Opinion

It’s all in the game

by | 10 Sep 2021

Baltimore drug gangs? Senior public officials with second jobs? It's all in the game, right? And the game stinks

Omar would have recognised the mindset of some of Scotland’s top public officials in a second.

For those who don’t know Omar, he is one of the greatest television characters of all time, the shotgun-wielding antihero of The Wire who has a code and only robs the drug dealers. Omar is on my mind because Michael K Williams, the actor who brought him so vividly to life, sadly died this week.

There are so many famous scenes with Omar but fans would probably chose his courtroom scene as a favourite. Omar is giving evidence against a dominant drug gang. The gang’s slimy white lawyer is going after Omar’s criminal past to try and discredit him.

Trying to persuade the jury Omar isn’t a good guy he challenges him; “you’re feeding of the despair and the violence of the drug trade”. He calls Omar a parasite. Omar is never phased though. “Just like you man”. He replies. Then, his classic quote:

“I got the shotgun. You got the briefcase. It’s all in the game tho, right?”

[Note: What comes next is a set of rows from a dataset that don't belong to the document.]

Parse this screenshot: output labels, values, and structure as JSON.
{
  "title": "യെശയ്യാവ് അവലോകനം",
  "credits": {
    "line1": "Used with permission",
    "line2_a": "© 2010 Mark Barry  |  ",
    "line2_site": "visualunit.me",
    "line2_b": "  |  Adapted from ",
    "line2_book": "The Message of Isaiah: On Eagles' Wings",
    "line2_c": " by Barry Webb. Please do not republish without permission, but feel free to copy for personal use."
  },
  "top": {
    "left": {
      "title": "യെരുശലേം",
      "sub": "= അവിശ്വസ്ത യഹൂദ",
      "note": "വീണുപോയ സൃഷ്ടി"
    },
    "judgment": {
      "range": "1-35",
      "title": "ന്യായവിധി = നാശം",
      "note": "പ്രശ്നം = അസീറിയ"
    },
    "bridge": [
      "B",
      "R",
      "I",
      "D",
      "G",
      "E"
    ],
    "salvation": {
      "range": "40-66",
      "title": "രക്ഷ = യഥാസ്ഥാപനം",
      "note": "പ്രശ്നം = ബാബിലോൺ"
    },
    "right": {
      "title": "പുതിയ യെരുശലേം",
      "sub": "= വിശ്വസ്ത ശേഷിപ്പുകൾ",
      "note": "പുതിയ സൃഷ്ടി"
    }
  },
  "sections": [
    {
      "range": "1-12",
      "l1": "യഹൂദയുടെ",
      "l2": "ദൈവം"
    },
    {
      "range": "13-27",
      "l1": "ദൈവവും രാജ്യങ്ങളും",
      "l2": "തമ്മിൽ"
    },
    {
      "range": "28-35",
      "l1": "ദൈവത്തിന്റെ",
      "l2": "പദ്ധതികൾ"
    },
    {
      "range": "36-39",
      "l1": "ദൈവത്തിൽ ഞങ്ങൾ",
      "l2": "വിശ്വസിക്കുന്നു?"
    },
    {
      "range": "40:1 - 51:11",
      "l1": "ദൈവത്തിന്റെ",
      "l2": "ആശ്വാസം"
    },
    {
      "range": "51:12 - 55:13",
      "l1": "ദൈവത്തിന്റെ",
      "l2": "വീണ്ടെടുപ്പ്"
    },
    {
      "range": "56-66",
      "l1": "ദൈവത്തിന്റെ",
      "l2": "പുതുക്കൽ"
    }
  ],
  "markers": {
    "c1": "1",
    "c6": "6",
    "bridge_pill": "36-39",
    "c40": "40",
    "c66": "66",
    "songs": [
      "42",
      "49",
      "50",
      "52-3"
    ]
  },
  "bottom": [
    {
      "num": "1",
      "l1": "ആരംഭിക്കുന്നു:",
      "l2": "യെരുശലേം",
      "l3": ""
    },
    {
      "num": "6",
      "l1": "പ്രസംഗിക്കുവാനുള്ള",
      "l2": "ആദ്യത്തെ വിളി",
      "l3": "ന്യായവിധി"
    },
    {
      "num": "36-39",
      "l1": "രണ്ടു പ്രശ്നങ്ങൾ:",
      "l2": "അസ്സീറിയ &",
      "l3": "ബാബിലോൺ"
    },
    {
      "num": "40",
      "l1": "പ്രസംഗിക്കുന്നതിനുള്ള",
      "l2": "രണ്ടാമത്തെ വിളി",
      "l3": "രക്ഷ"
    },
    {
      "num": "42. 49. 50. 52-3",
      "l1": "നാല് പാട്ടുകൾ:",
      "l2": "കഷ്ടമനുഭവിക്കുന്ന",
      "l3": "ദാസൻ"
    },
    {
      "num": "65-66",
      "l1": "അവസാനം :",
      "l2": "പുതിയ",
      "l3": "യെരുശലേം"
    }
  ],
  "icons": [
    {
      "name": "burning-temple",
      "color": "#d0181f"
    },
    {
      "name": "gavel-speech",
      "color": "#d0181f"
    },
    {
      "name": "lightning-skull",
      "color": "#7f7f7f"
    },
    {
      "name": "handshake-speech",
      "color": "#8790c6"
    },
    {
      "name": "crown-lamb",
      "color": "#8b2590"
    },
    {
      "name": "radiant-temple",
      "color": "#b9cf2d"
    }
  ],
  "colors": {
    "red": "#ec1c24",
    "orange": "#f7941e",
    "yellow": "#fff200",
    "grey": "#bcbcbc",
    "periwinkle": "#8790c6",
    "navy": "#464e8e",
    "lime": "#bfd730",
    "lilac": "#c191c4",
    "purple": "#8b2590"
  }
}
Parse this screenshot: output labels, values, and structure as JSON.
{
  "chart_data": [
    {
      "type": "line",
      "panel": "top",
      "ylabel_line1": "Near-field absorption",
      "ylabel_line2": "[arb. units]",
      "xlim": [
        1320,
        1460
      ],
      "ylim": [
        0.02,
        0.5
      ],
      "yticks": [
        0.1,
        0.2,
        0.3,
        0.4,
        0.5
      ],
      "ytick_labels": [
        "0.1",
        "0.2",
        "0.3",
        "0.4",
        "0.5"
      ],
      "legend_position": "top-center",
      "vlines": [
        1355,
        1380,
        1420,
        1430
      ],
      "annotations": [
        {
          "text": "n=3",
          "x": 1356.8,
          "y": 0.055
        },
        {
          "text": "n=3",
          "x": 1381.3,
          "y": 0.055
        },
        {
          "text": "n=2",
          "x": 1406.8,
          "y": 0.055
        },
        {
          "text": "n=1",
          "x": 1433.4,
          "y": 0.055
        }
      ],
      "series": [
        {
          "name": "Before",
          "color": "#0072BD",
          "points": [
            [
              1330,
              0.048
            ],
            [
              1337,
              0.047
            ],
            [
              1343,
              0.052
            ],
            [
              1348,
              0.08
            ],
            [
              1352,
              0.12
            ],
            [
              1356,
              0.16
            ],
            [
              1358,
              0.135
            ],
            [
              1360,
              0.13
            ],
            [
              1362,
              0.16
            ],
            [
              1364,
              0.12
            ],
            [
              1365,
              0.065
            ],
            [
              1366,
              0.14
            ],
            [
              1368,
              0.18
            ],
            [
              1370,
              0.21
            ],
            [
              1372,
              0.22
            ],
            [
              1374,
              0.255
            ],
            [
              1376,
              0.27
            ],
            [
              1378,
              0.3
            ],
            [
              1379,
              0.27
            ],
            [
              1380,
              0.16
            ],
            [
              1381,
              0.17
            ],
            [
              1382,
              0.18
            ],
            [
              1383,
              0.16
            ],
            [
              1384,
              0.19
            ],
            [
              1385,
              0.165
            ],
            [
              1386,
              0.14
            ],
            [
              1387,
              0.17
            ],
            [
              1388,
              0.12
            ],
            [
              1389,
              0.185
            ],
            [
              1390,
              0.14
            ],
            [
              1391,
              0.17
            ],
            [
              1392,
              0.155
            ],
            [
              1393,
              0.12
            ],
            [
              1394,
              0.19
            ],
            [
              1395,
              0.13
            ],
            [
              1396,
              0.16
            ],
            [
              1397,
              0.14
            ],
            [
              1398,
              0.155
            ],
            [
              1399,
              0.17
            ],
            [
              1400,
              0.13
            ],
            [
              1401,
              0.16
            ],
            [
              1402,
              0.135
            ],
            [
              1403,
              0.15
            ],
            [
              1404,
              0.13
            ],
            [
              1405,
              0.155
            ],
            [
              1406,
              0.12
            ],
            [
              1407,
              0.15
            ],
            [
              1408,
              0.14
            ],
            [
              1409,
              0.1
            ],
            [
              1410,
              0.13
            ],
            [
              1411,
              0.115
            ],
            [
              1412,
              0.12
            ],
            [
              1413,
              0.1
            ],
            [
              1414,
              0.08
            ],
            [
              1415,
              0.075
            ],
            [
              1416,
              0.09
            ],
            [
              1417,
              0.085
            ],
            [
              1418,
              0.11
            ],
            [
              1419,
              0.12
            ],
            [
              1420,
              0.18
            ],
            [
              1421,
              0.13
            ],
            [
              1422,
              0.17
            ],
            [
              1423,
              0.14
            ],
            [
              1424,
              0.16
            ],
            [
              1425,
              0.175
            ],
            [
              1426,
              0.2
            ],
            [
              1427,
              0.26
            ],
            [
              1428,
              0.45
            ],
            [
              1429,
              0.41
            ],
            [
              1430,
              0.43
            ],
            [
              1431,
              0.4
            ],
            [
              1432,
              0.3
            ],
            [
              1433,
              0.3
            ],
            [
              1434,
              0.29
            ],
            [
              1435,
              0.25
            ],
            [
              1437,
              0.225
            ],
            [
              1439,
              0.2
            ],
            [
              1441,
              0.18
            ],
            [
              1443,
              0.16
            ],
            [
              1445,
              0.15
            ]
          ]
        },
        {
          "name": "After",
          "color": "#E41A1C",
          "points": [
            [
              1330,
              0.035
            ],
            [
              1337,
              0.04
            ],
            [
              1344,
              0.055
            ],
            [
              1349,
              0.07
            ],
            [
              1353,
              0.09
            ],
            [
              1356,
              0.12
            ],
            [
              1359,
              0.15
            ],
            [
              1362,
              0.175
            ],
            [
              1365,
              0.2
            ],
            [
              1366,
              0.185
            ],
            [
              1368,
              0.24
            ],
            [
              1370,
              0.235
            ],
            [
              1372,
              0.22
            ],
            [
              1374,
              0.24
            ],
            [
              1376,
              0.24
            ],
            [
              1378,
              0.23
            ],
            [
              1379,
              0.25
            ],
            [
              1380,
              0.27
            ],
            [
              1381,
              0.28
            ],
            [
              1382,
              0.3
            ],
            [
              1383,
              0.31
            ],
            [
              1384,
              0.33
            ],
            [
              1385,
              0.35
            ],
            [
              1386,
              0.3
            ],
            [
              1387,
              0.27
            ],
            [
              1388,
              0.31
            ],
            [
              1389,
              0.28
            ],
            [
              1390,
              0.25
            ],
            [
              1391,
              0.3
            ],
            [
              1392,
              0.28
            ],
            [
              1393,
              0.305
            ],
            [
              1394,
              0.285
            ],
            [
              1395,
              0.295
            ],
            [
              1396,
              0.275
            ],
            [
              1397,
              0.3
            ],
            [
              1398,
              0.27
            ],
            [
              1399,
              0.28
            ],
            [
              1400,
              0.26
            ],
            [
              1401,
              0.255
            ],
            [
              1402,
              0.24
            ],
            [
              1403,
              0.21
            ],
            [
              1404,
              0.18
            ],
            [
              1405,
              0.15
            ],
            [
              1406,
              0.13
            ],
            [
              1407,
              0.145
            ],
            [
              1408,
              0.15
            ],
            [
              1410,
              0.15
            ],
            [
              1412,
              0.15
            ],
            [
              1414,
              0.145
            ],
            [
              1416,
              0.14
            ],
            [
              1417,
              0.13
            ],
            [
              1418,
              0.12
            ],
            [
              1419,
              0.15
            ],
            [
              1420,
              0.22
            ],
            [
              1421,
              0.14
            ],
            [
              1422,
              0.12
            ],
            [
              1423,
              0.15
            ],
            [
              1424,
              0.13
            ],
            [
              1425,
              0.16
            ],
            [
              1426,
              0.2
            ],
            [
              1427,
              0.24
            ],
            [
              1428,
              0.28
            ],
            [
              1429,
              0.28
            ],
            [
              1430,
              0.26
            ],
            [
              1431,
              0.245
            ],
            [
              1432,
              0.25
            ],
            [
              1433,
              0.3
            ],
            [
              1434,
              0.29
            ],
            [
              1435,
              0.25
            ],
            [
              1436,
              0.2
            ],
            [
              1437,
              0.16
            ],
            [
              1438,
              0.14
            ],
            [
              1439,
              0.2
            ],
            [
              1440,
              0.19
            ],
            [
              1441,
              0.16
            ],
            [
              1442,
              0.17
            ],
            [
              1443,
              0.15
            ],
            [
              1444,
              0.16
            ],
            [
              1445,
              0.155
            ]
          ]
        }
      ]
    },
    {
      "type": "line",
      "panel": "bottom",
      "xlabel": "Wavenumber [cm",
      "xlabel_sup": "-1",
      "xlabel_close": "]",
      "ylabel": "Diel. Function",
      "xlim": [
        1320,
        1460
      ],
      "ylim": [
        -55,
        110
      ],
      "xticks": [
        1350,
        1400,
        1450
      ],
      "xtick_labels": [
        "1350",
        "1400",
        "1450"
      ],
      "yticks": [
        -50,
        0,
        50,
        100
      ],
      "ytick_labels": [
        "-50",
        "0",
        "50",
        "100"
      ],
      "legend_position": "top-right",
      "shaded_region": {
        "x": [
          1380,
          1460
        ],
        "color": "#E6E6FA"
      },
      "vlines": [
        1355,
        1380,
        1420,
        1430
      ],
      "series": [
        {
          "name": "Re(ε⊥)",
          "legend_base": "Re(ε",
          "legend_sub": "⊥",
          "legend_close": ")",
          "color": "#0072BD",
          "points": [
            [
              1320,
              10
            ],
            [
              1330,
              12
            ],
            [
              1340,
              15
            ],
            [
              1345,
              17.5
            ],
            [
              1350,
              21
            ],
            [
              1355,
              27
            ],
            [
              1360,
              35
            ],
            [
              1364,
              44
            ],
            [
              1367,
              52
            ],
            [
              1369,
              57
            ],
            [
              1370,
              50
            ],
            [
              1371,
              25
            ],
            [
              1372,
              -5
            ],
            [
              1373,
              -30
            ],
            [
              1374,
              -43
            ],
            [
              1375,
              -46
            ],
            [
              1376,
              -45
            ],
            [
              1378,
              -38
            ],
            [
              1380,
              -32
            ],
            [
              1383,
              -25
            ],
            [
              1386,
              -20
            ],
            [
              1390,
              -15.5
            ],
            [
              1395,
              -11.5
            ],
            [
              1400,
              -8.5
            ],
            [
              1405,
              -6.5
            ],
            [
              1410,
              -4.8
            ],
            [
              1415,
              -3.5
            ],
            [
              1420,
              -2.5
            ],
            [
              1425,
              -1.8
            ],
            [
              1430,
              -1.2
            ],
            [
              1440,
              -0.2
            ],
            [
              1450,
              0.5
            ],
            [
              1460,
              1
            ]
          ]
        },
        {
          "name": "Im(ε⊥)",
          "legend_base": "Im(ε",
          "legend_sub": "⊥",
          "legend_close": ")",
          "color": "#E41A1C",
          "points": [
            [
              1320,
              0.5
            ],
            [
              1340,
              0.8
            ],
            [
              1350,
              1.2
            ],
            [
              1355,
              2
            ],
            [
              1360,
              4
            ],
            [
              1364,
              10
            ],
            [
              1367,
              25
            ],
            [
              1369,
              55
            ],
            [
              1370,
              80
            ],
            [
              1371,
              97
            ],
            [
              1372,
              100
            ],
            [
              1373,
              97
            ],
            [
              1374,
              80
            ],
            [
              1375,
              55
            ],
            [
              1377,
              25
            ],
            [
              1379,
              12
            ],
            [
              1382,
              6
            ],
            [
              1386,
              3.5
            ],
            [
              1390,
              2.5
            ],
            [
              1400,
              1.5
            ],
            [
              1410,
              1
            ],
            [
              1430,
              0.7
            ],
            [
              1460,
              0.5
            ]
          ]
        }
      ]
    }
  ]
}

“The game” is universally used throughout the series to represent the horrible, unwritten rules and expectations of Baltimore’s drug trade. The murder, the bribery, the coercion, the destruction of lives. No-one pretends this horror is right, or just, or desirable. It just – is.

It’s the game. It was never proposed, it was never discussed, it’s not something anyone agreed to. It’s nothing more than the reality of what happens when authority and justice turns a blind eye and those who are there do what they believe they can get away with, what they feel they need to do to be the winner in the never-ending, god-awful game.

I got the shotgun. You got the non-executive board position. It’s all in the game tho, right?

Such is the mindset of a certain level of public official in Scotland. They know this isn’t public service, and you know they know because if you ask them to own up to it they turn backflips trying to obstruct you.

I got the shotgun. You got the non-executive board position. It’s all in the game tho, right?

If cornered they try to pull out lines like ‘it’s good for public servants to have real world experience’ (but never of soup kitchens or drug rehabilitation centres it seems) or ‘bringing private sector knowledge to government improves performance’ (though not the knowledge of life on zero-hours contracts, or piss-in-the-bottle-because-you’re-on-the-clock knowledge).

Which begs the question – if this is all so damned good for our democracy and our public life, why all the effort to cover it up? They know why, you know why, you know they know why. It’s that damned game.

Because it really is universal in ‘the game’. Senior SNP advisers routinely end up lobbying for airports or something. Senior civil servants get paid twice, once for doing their job, once for sitting on some board, a place they secured through their contacts.

And that doesn’t touch the sides of what they can get away with the second they are out the door. Are you a former head of fisheries strategy and environment at the Scottish Government? Why not move to becoming the Chair of the White Fish Producers Association? No way that could be conflict of interest, right?

Or how about being the Director of Governance at Glasgow City Council and then sliding straight into a role with a big company to which you just gave a major contract? Nothing to see there, right?

It is simply people using their power to leverage greater wealth not because it’s right but because they can

This two-jobbing and revolving door nonsense is so universal in public life now that it barely goes remarked upon, at least among those involved. They are only ever policed by themselves and a dreadfully under-powered Scottish media. They know they have bulletproof political cover because the politicians are all at it themselves.

If there is a better comparator to this whole charade than the cynical brutality of the Baltimore drug trade and the corrupt or worn-down cops, politicians and city officials who facilitate them it doesn’t immediately spring to mind.

It is simply people using their power to leverage greater wealth not because it’s right but because they can. And it has done irreparable harm to public life right across the democratic world.

So when people say ‘I agree that we need a second chamber of the Scottish Parliament but I want to see it elected rather than chosen from among the public at random like Common Weal suggests‘, my response is simply ‘why do you think we can make any of this better simply by making the game bigger, by increasing the number of people looking for lucrative second jobs?’.

I have long since lost confidence that the solution to the abuse of political power is more politicians (even though we do need more politicians). We need oversight from someone who is not inextricably wrapped up in this whole awful system, like ordinary citizens.

Right now it really is all in the game. That’s why we need to change the game.